From this week’s Torah portion, Nitzavim/Vayelech:
I call heaven and earth to witness against you this day: I have put before you life and death, blessing and curse. Choose life – if you and your offspring would live… (Deuteronomy 31:19)
What does it mean to “choose life?” After all, isn’t life-force a voluntary reflex? In Genesis 2:7 we read that “(the Lord God) blew in his nostrils the breath of life, and man became a living being.” We know from contemporary science that neurons from our brain send out electrical impulses that are carried by our nervous system to the rest of our body. Even while we sleep at night, our hearts continue to beat, circulating our blood which enable our bodies to function. In what way could life possibly be a “choice?”

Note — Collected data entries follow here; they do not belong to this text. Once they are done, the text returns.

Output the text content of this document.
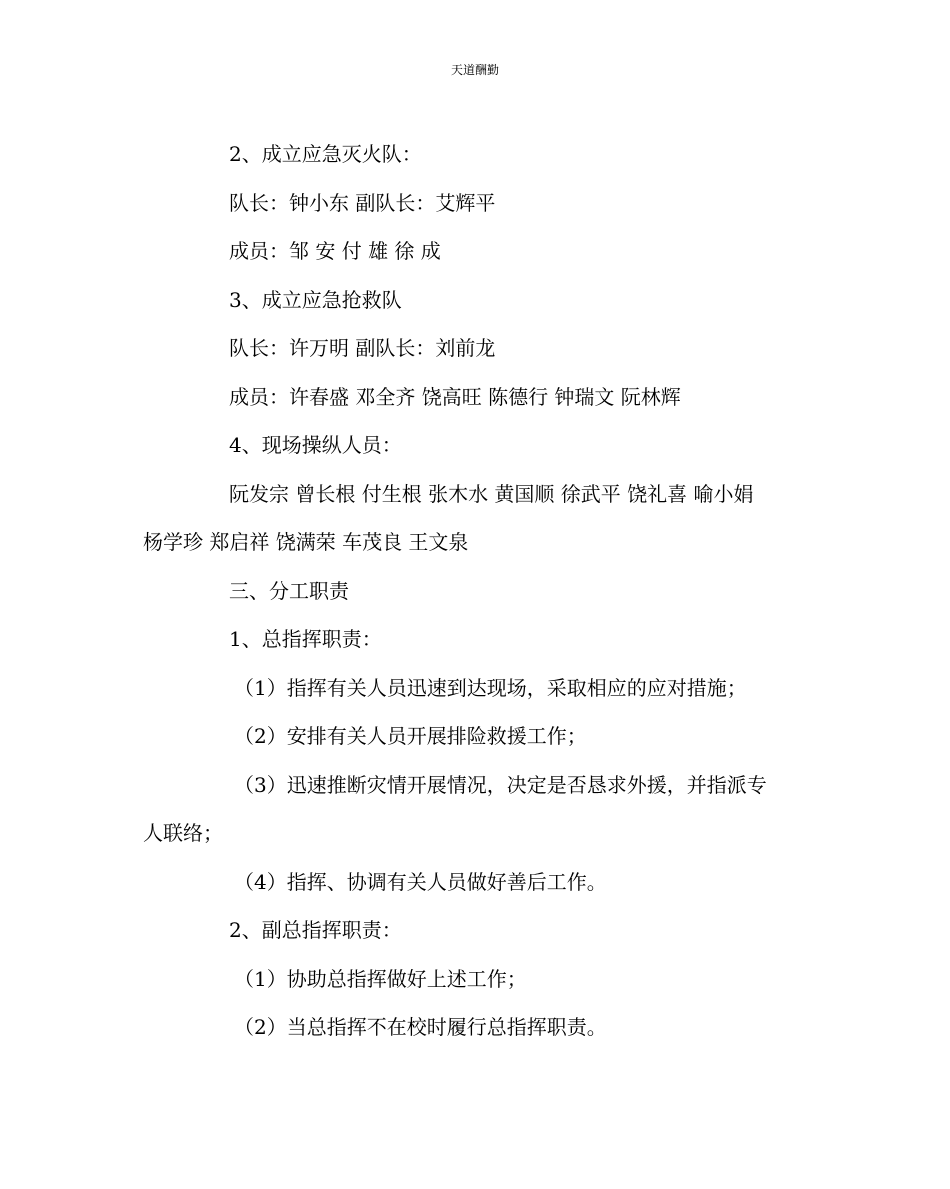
天道酬勤
2、成立应急灭火队：
队长：钟小东 副队长：艾辉平
成员：邹 安 付 雄 徐 成
3、成立应急抢救队
队长：许万明 副队长：刘前龙
成员：许春盛 邓全齐 饶高旺 陈德行 钟瑞文 阮林辉
4、现场操纵人员：
阮发宗 曾长根 付生根 张木水 黄国顺 徐武平 饶礼喜 喻小娟
杨学珍 郑启祥 饶满荣 车茂良 王文泉
三、分工职责
1、总指挥职责：
（1）指挥有关人员迅速到达现场，采取相应的应对措施；
（2）安排有关人员开展排险救援工作；
（3）迅速推断灾情开展情况，决定是否恳求外援，并指派专
人联络；
（4）指挥、协调有关人员做好善后工作。
2、副总指挥职责：
（1）协助总指挥做好上述工作；
（2）当总指挥不在校时履行总指挥职责。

While physical life is certainly involuntary, living the life of the spirit is a choice we make every day, every minute, every second of our lives.
For me, one of the most profound examples of this teaching can be found in the classic “Man’s Search for Meaning,” by Victor Frankl:
We who lived in concentration camps can remember the men who walked through the huts comforting others, giving away their last piece of bread. They may have been few in number, but they offer sufficient proof that everything can be taken from a man but one thing: the last of the human freedoms – to choose one’s attitude in any given set of circumstances, to choose one’s own way.
It is how one chooses to live that becomes important. Merely occupying a breathing, functioning body is not really living. To live fully one must affirmatively decide how to live, how to behave, how to treat one’s fellow human beings, and how to make the most of the life we have been given.